When Jesus discusses the cost of discipleship in Luke, who are the two kings at war and what do they symbolize?
Most of us are familiar with John 3:16 and its promise of salvation and eternal life for all who believe in Christ.
However, in Luke 14:27-33 there seems to be an implied distinction drawn between mere believers in Christ and the disciples of Christ.
27 Whoever does not bear his own cross and come after me cannot be my disciple. 28 For which of you, desiring to build a tower, does not first sit down and count the cost, whether he has enough to complete it? 29 Otherwise, when he has laid a foundation and is not able to finish, all who see it begin to mock him, 30 saying, ‘This man began to build and was not able to finish.’ 31 Or what king, going out to encounter another king in war, will not sit down first and deliberate whether he is able with ten thousand to meet him who comes against him with twenty thousand? 32 And if not, while the other is yet a great way off, he sends a delegation and asks for terms of peace. 33 So therefore, any one of you who does not renounce all that he has cannot be my disciple.
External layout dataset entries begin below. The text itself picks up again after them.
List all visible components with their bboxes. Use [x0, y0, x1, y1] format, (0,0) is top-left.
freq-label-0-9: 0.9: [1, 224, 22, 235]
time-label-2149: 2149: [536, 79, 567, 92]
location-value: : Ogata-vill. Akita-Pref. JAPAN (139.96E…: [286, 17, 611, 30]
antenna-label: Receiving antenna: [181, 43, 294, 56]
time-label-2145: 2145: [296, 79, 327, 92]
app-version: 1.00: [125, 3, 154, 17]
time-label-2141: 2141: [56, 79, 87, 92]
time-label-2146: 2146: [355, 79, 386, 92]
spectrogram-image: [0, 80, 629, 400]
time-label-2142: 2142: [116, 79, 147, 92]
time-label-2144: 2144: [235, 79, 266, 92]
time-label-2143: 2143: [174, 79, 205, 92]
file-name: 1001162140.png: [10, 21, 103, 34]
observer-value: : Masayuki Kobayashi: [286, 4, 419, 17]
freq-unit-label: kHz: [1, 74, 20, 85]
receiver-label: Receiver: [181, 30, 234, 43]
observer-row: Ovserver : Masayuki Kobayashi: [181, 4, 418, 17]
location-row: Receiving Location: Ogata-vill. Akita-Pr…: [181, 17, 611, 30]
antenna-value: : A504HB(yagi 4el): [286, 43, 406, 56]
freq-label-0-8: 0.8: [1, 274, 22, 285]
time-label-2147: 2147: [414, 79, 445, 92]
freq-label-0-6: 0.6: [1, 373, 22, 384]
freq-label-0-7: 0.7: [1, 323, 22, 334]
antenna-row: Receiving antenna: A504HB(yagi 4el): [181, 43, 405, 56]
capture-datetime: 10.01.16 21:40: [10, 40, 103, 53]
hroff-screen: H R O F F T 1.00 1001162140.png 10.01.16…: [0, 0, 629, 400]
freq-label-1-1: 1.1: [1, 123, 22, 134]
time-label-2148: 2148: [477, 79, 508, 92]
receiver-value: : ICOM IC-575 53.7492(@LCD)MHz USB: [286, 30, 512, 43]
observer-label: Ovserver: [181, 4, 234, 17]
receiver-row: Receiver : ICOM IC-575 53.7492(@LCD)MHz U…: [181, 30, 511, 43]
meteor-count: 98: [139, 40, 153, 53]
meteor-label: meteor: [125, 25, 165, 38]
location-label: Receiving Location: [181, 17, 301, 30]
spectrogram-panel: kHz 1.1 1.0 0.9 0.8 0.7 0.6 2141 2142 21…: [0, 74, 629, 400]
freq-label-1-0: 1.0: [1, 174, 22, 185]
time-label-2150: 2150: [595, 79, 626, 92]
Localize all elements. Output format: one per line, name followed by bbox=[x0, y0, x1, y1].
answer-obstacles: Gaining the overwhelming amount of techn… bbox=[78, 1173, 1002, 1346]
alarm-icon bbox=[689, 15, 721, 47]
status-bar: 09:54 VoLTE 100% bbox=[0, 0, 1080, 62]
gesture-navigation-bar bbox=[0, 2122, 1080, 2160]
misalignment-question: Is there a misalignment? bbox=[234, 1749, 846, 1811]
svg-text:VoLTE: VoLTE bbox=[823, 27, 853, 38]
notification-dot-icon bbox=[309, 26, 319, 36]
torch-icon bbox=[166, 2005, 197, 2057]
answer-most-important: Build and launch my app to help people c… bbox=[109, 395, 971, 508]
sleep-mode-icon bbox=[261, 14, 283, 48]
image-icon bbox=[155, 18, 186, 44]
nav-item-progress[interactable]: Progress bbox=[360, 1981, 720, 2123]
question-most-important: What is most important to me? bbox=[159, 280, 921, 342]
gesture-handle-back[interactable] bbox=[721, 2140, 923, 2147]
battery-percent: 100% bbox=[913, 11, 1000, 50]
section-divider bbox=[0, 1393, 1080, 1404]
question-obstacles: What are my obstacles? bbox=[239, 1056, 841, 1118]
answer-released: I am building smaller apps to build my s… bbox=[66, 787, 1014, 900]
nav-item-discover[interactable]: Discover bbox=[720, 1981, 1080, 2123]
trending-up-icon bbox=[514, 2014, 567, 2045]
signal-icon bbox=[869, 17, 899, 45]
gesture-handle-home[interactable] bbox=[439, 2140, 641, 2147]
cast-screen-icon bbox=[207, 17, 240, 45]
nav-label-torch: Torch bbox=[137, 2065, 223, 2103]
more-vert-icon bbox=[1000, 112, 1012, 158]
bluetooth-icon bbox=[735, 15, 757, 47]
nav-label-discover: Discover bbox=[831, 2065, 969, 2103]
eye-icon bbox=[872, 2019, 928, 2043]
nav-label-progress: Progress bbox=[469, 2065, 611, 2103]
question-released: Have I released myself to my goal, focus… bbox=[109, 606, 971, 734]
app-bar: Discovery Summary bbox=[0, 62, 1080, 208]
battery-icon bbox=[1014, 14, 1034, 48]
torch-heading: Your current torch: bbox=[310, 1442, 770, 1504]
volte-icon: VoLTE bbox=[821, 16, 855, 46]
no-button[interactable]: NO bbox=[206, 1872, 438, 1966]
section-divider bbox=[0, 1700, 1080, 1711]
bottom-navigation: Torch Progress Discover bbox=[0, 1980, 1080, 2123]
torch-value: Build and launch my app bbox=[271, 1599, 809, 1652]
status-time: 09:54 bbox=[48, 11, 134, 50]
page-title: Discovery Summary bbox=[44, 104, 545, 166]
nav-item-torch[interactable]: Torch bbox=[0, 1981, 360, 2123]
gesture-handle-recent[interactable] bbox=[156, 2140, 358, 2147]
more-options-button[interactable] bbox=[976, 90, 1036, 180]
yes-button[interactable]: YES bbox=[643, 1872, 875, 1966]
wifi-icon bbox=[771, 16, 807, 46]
He makes it very clear that in order to be a disciple of Christ we must renounce the world, love God more than our family and our own life, and take up our cross, or in other words lay down our lives as Paul and many others have done so readily. These are high callings and surely not all who believe in Christ will measure up to these expectations. So there must be a distinction then between mere believers and disciples. Christ bids us assess whether we're really able to go the distance and lay down our lives and such before becoming a disciple of His. And as we all know even Peter faltered at such a demand to take up his cross… even when he swore that he would not deny the Christ… and he did it three times.
So if we “sit down to count the cost” and then choose not to be a disciple then Christ it seems that He is likening us to the king who "sends a delegation and asks for terms of peace" from the other king. But who is the second king that opposes us? In other words… who are we asking for terms of peace from? If we choose to be a disciple then we are obviously warring against the second king and choosing to go to war with him. However, if we choose not to be a disciple then we are choosing not to war against that second king and we are asking him for terms of peace to avoid war… which implies that we are willing to meet some of his terms for peace.
So who is the second king? I think in this parable the second king could possibly be God / the Trinity. We say to God… “I am not able to go the distance… please forgive me and have mercy on me for not being more dedicated to following in Christ’s footsteps.” But if we are warring against the second king, as is indicated in the parable, then why would we be warring against God if we choose to heed the call of discipleship? That doesn’t seem logical. It doesn’t add up. So is the second king perhaps some other spiritual force such as Satan or the powers of the world?
In the call to discipleship, God calls us to be a soldier for god against Satan or the powers of the world and we either heed the call or do not. So then according to this parable if we “count the cost” of our “tower” or the cost of our potential discipleship and decide that we cannot carry the burden then we must seek peace from that which we would otherwise be warring against. So is choosing not to be a disciple some kind of betrayal against God? If we plead with that which opposes God for terms of peace then are we asking the enemy for mercy? What are the second king’s terms for peace? Who are we raising the white flag to? It would appear based on the promise of John 3:16 that God still gives a grand reward to anyone who believes in Christ though.
Additionally, it could be interesting, when considering the high cost of discipleship, Christ’s message that his “yoke is easy and his burden is light.”